ESTATE PLANNING
FUNDING THE TRUST WITH COMMUNITY OR JOINT TENANCY PROPERTY
It is critical that the Settlors of a Family Trust properly fund the trust. The form of title of property
going into the trust governs the character of the property for tax matters. The most common issue that comes up in the funding
stage is the form of title on real property, usually the family home.
It is commonly believed that when a husband and wife hold property as joint tenants that the property is
always presumed to be community property. It is true that property acquired by
spouses or partners during the marriage or domestic partnership as joint tenants is presumed to be community property (Fam C §2581) for the purpose of dividing property on dissolution of marriage or domestic partnership.
This presumption, which is rebuttable does not apply at death.
For tax matters, if the joint tenancy is a joint interest between spouses, only half the interest is included
in the decedent's estate. IRC §2040(b). The basis adjustment is then limited to the decedent's one-half interest.
Both halves of property held by spouses as community property receive a step-up in basis at the death of
the first spouse. The surviving spouse's half interest in the community property is regarded as property acquired from the
decedent and is therefore eligible for the adjustment. IRC §1014(b)(6).

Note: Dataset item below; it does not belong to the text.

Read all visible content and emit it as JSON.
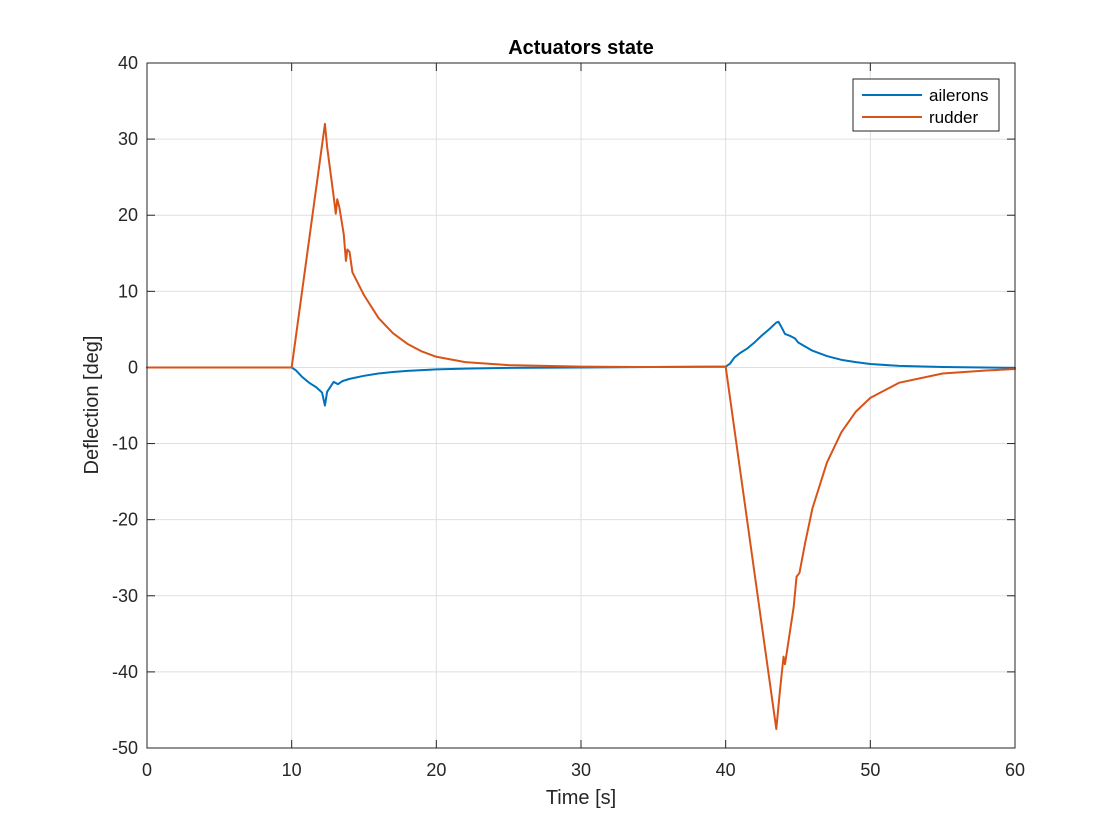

Civil Code §682.1 authorizes creation of community property with right of survivorship. The intent of this
statute is to provide a form of title for real property that combines the benefits of both joint tenancy and community property. All property transfers between spouses are exempt from reassessment.
I always recommend transferring real property into “community with right of survivorship” and
then doing a second deed transferring the “community property” into the trust.